The goal of this project is give you practice beginning to work with a distributed recommender system. It is sufficient for this assignment to build out your application on a single node.
ratings <- read.csv('https://raw.githubusercontent.com/msdsrep4/DATA-RS/master/ratings.csv')
kable(head(ratings)) %>% kable_styling("striped", full_width = F)
| userId | movieId | rating | timestamp |
|---|---|---|---|
| 1 | 1 | 4 | 964982703 |
| 1 | 3 | 4 | 964981247 |
| 1 | 6 | 4 | 964982224 |
| 1 | 47 | 5 | 964983815 |
| 1 | 50 | 5 | 964982931 |
| 1 | 70 | 3 | 964982400 |
tic()
rating_matrix <- spread(ratings[,1:3], movieId, rating)
rating_matrix <- as.matrix(rating_matrix[,-1])
rating_matrix <- as(rating_matrix, "realRatingMatrix")
ratings_relevant <- rating_matrix[rowCounts(rating_matrix) > 100, colCounts(rating_matrix) > 100]
ratings_relevant
## 245 x 134 rating matrix of class 'realRatingMatrix' with 13659 ratings.
eval_sch <- evaluationScheme(rating_matrix, method="cross-validation", k=10, given=3, goodRating=3)
# set train and test sets
train <- getData(eval_sch,"train")
test <- getData(eval_sch,"known")
# Prepare evaluation set**
evaluation <- getData(eval_sch, "unknown")
recommender_model <- Recommender(data = train, method = "ALS")
recom <- predict(recommender_model, newdata = test, n=10, type="ratings")
# Evaluate Accuracy:
eval_accuracy <- calcPredictionAccuracy(x = recom, data = evaluation, given=10, goodRating=3)
kable(eval_accuracy) %>% kable_styling("striped", full_width = F)
| x | |
|---|---|
| RMSE | 1.0958351 |
| MSE | 1.2008545 |
| MAE | 0.8535208 |
elapsed_time1 <- toc(quiet = FALSE)
## 196.596 sec elapsed
tic()
# connect to Spark locally
sc <- spark_connect(master = "local")
# Spark data processing
spark_ratings <- ratings[,-4]
train_filter <- sample(x = c(TRUE, FALSE), size = nrow(spark_ratings),replace = TRUE, prob = c(0.8, 0.2))
train_ratings <- spark_ratings[train_filter, ]
test_ratings <- spark_ratings[!train_filter, ]
spark_train <- sdf_copy_to(sc, train_ratings, "train_ratings", overwrite = TRUE)
spark_test <- sdf_copy_to(sc, test_ratings, "test_ratings", overwrite = TRUE)
spark_recommender_model <- ml_als(spark_train, max_iter = 5, nonnegative = TRUE,
rating_col = "rating", user_col = "userId", item_col = "movieId")
spark_recom <- spark_recommender_model$.jobj %>%
invoke("transform", spark_dataframe(spark_test)) %>%
collect()
spark_recom <- spark_recom[!is.na(spark_recom$prediction), ]
# Evaluating Model
spark_mse <- mean((spark_recom$rating - spark_recom$prediction)^2)
spark_rmse <- sqrt(spark_mse)
spark_mae <- mean(abs(spark_recom$rating - spark_recom$prediction))
# Spark disconnection
spark_disconnect(sc)
elapsed_time2 <- toc(quiet = FALSE)
## 61.139 sec elapsed
# Comparison
comparison <- rbind(eval_accuracy, data.frame(RMSE = spark_rmse, MSE = spark_mse , MAE = spark_mae))
rownames(comparison) <- c("Centralized System", "Distributed System")
kable(comparison) %>% kable_styling("striped", full_width = F)
| RMSE | MSE | MAE | |
|---|---|---|---|
| Centralized System | 1.0958351 | 1.2008545 | 0.8535208 |
| Distributed System | 0.8776837 | 0.7703286 | 0.6772179 |
The installation of Spark on my local machine (MacBook) was challenging and complicated as I've somewhat expected.

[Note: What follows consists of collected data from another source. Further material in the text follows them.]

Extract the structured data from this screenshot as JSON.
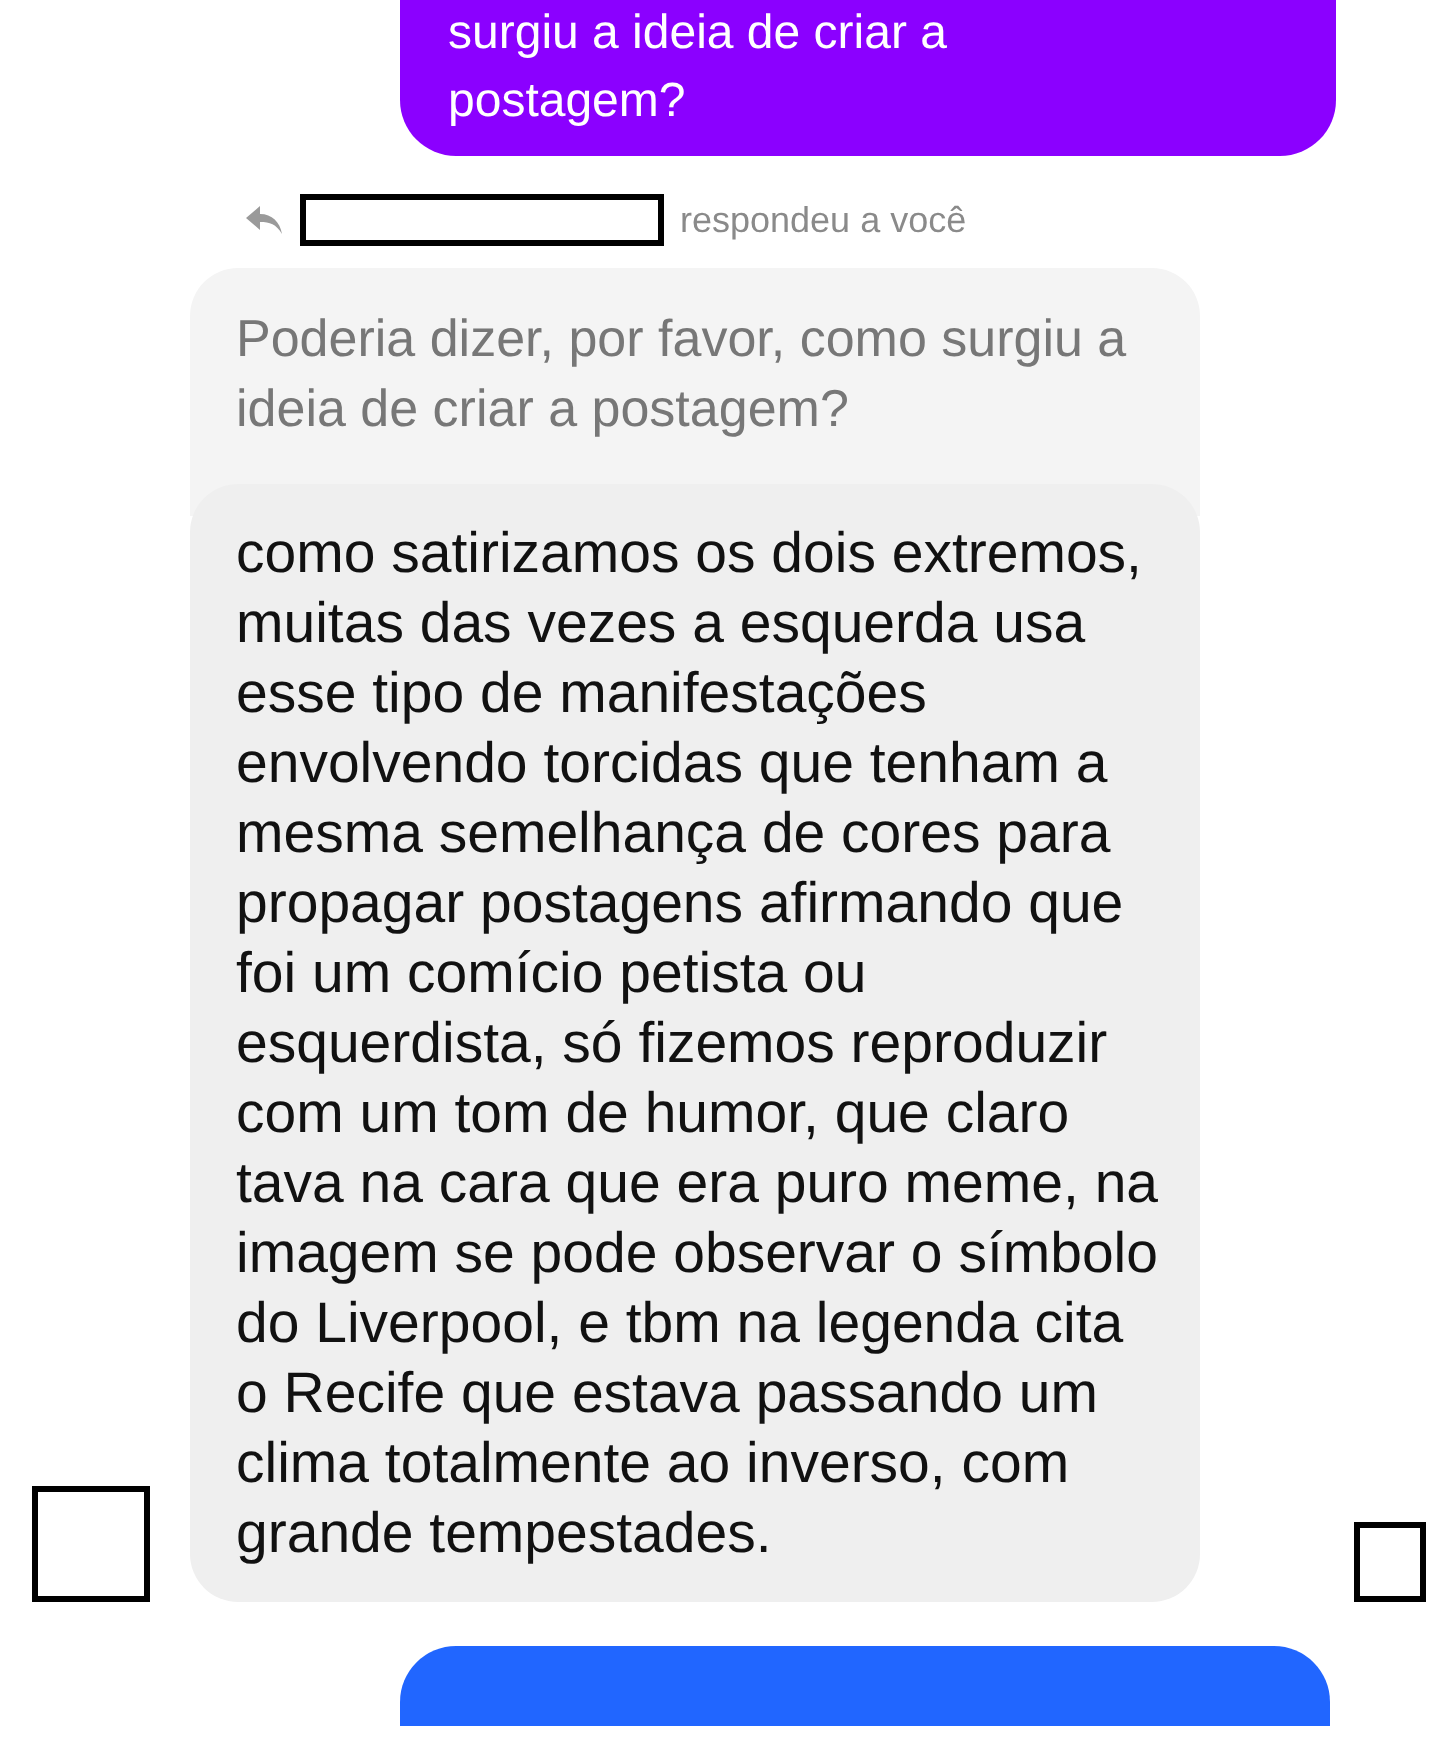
{
  "sent_message": {
    "lines": [
      "surgiu a ideia de criar a",
      "postagem?"
    ]
  },
  "reply_header": {
    "label": "respondeu a você"
  },
  "quoted_message": {
    "text": "Poderia dizer, por favor, como surgiu a ideia de criar a postagem?"
  },
  "received_message": {
    "text": "como satirizamos os dois extremos, muitas das vezes a esquerda usa esse tipo de manifestações envolvendo torcidas que tenham a mesma semelhança de cores para propagar postagens afirmando que foi um comício petista ou esquerdista, só fizemos reproduzir com um tom de humor, que claro tava na cara que era puro meme, na imagem se pode observar o símbolo do Liverpool, e tbm na legenda cita o Recife que estava passando um clima totalmente ao inverso, com grande tempestades."
  }
}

After the installation, the use of the sparklyr is not smooth sailing and it's not easy to translate a regular model function to a Spark model function. After trying several variations, finally I was able to make the Spark work. I needed to switch the system from version 2.4.6 to 3.0.0.
Just like in any distributed systems, Spark implementation of the ALS based recommender model performs better than recommenderlab when it comes to speed and accuracy. As we can see from the elapsed time, Spark performed three times faster than recommenderlab.
I think Spark is useful if you need to access the system online and when you have a huge data to process.